Let's talk breadcrumbs. Homemade. Gotta do it. That stuff in the cans is pretty awful. Much too powdery and flavorless. Plus homemade breadcrumbs are a great way to use up leftover, slightly stale bread. Mario Batali gave me permission to leave the crust on, though others consider that abhorrent. You make the call. Once you get in the habit of making them at home, you'll want to use them all the time on pastas, simple vegetable dishes, gratins… any place you want to garnish with a little crunch. I like to include garlic when I saute them for an extra hit of flavor.
You can also make this macaroni and cheese ahead, and refrigerate it, which makes it very convenient for dinner parties. Just wait to top with the breadcrumbs until the last minute, and allow additional baking time to come up to temperature.
Triple-Smoky Macaroni and Cheese
Vegetarian; not vegan nor gluten-free
Serves 6-8 as a main course
- 1 pound elbow macaroni
- 8 tablespoons butter, divided
- 4 cups cubed bread, preferably rustic, preferably dry/stale (but not moldy!)
- 2 cloves garlic, minced
- 1/4 cup all purpose-flour
- 4 cups whole milk
- 1/2 onion, finely diced
- 1 tablespoon smoked paprika
- 1 teaspoon rosemary, minced
- 1 chipotle pepper (canned in adobo sauce), minced, or 1/4 cup Frontera chipotle sauce
- 1 teaspoon oregano
- 1/4 teaspoon nutmeg (preferably freshly grated)
- 8 ounces smoked cheddar (or other smoked cheese), grated
- 8 ounces mozzarella (not fresh mozzarella), grated
- salt to taste
- Bring a large pot of salted water to a boil. Boil the macaroni according to package directions, draining when it is just becoming al dente. This will bake more in the oven, so don't overcook it. Drain and toss with 2 tablespoons butter.

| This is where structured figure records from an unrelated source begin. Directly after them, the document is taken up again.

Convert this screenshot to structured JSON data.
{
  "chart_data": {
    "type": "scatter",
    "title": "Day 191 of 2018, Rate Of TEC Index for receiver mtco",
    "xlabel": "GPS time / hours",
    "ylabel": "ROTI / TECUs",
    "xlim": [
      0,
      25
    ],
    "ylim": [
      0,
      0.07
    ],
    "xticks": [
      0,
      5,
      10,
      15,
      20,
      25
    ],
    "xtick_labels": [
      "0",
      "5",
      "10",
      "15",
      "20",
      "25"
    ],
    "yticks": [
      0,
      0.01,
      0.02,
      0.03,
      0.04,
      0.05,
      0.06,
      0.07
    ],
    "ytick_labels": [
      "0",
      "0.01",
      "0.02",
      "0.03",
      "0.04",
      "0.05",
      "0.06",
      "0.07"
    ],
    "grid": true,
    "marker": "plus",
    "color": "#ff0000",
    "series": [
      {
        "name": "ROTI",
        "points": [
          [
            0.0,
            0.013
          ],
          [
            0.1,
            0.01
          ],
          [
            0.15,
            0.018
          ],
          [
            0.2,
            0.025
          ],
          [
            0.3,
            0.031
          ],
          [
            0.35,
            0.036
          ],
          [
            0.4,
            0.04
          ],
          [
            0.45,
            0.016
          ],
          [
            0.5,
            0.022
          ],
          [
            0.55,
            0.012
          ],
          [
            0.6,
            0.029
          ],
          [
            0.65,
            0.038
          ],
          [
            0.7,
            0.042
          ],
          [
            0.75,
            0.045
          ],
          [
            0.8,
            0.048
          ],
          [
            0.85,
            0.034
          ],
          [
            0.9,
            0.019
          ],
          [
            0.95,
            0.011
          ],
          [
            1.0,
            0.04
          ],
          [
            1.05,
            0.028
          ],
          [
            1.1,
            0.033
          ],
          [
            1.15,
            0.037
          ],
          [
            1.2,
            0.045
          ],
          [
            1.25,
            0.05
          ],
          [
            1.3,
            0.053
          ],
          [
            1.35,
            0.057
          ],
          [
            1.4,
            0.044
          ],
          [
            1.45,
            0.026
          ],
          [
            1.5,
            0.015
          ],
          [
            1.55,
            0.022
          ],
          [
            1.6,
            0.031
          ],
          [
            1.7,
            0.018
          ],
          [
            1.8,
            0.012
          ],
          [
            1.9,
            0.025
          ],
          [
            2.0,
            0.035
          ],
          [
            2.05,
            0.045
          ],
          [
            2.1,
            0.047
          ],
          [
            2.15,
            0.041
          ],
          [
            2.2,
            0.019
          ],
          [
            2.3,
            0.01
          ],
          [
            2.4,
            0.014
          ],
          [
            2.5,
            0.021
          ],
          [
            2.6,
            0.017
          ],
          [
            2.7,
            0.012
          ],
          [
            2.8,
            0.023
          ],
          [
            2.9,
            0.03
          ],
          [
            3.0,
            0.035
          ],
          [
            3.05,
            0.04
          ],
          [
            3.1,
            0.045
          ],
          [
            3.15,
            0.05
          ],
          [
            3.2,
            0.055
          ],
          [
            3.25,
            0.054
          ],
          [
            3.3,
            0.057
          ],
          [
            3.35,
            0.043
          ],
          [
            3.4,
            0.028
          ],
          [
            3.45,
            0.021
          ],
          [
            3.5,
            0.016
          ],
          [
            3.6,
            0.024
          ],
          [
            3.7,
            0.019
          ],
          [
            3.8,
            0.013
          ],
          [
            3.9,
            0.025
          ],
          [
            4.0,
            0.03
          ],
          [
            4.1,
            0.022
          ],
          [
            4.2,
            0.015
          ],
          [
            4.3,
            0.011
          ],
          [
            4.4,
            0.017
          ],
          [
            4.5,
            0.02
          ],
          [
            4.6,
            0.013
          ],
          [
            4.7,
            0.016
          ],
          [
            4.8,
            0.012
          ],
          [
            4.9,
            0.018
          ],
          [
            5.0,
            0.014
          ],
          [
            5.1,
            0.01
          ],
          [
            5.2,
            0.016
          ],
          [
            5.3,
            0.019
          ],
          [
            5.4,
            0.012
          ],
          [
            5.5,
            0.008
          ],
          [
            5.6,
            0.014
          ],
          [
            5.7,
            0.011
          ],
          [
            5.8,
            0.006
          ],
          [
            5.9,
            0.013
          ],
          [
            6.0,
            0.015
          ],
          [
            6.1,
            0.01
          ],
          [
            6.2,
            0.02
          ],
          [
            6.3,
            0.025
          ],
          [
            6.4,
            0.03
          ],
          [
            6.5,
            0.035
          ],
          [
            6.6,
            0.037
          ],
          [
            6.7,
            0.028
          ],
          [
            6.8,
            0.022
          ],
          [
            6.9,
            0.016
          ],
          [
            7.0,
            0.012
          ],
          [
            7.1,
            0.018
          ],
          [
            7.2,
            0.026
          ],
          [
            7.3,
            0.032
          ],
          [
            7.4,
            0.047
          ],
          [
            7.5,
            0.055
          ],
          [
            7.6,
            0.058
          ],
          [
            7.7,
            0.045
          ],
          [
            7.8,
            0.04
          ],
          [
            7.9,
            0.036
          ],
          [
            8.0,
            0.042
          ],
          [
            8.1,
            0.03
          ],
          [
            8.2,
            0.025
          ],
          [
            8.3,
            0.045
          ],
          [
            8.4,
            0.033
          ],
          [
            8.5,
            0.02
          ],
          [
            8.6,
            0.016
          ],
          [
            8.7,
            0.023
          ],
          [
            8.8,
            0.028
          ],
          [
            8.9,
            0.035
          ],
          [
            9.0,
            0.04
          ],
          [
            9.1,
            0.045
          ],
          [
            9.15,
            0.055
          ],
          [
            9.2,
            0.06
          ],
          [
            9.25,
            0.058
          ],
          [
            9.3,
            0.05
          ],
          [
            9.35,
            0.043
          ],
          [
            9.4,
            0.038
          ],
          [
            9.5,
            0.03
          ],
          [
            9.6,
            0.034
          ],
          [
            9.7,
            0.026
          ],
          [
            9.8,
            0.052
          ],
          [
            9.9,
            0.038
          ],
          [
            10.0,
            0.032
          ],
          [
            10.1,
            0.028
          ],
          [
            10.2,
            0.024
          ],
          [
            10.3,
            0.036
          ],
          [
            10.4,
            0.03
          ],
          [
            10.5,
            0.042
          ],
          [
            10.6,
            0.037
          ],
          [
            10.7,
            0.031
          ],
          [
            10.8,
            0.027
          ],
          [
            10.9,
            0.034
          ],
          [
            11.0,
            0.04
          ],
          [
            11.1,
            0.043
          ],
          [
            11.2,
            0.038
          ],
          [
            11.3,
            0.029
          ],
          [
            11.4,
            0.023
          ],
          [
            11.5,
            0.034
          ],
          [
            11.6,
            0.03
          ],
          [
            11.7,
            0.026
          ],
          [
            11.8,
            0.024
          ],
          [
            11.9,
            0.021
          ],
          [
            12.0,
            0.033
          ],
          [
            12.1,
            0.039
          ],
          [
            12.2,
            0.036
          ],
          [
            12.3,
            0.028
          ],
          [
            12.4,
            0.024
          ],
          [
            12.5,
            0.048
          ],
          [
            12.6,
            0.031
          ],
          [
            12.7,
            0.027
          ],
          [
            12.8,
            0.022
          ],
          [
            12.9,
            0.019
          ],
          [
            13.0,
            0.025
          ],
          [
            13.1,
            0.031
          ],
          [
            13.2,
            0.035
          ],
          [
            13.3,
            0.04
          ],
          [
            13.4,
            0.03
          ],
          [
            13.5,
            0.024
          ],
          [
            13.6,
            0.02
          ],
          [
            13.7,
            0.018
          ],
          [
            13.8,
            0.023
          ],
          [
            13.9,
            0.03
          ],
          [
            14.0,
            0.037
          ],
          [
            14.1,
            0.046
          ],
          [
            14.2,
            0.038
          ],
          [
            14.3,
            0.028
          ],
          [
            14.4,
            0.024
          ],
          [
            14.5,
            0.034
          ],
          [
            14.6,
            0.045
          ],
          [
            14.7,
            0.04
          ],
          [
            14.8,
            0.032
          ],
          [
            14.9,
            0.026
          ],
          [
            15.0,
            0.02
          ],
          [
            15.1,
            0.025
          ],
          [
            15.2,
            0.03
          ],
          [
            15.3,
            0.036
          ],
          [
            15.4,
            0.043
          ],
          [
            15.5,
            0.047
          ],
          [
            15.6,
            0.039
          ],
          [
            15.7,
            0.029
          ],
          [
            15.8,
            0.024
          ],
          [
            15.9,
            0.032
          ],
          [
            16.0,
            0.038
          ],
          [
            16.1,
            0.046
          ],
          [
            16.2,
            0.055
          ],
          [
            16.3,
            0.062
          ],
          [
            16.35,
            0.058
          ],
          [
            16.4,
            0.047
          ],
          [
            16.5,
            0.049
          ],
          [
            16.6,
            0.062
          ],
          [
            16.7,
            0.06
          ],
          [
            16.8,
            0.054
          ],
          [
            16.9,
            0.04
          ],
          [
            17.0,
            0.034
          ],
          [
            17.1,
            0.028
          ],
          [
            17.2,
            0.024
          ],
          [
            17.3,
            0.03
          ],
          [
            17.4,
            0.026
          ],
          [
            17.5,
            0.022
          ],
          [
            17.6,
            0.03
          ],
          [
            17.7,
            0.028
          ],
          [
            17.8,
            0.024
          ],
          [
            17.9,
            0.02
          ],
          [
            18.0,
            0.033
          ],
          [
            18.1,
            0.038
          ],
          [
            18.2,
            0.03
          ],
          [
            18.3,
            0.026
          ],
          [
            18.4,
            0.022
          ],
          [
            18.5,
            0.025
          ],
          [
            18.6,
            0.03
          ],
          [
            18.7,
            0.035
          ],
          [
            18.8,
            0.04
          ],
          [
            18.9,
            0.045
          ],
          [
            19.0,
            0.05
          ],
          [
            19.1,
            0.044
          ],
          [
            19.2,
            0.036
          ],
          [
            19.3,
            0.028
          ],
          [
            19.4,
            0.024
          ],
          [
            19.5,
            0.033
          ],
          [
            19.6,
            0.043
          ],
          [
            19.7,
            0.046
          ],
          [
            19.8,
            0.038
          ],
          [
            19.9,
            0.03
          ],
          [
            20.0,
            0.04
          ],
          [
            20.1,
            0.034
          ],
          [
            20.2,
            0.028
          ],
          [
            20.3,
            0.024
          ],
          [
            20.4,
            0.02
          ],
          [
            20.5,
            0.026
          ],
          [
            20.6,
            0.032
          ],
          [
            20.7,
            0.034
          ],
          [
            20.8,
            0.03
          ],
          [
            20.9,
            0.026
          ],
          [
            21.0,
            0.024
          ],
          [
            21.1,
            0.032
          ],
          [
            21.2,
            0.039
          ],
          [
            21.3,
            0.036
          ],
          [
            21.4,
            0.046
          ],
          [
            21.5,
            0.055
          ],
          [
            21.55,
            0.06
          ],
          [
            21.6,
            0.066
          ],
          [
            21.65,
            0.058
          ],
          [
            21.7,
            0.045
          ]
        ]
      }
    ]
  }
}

- If the bread isn't fully dried, toast it on a tray in the toaster oven, toaster or skillet, and then allow to cool. Grind in a food processor until you have fairly coarse crumbs. Heat 2 tablespoons butter in a skillet over medium heat, add the garlic, a pinch of salt, and the breadcrumbs. Cook, tossing frequently, until lightly browned. Set aside to cool. At this point people will be crowding your kitchen, asking "what's for dinner?" because of the smell of garlic butter.
- Preheat oven to 350 and grease a large baking dish.
- In a medium saucepan, melt the remaining 4 tablespoons of butter over medium-low heat. Sprinkle in the flour and whisk pretty constantly for 3 minutes. Whisk in the milk. Add the onion, smoked paprika, rosemary, chipotle, oregano, and nutmeg. Simmer, whisking occasionally until it begins to thicken.
- Gradually whisk in the grated cheeses, stirring each batch to incorporate.
- Taste the sauce, and adjust the seasoning to your preference. It will probably need a little salt, but maybe not too much depending on the cheeses. Add more spiciness if desired. Remember that the sauce should be pretty intense because it is going to be diluted by a full pound of pasta.
- Stir the macaroni into the sauce. Pour the macaroni into the prepared pan.
- Top with the garlicky breadcrumbs (you might not need all of them).
- Bake for about 30 minutes, until you can see bubbling around the sides and the breadcrumbs are nicely browned.
- Let stand for 5-10 minutes (to set) and serve.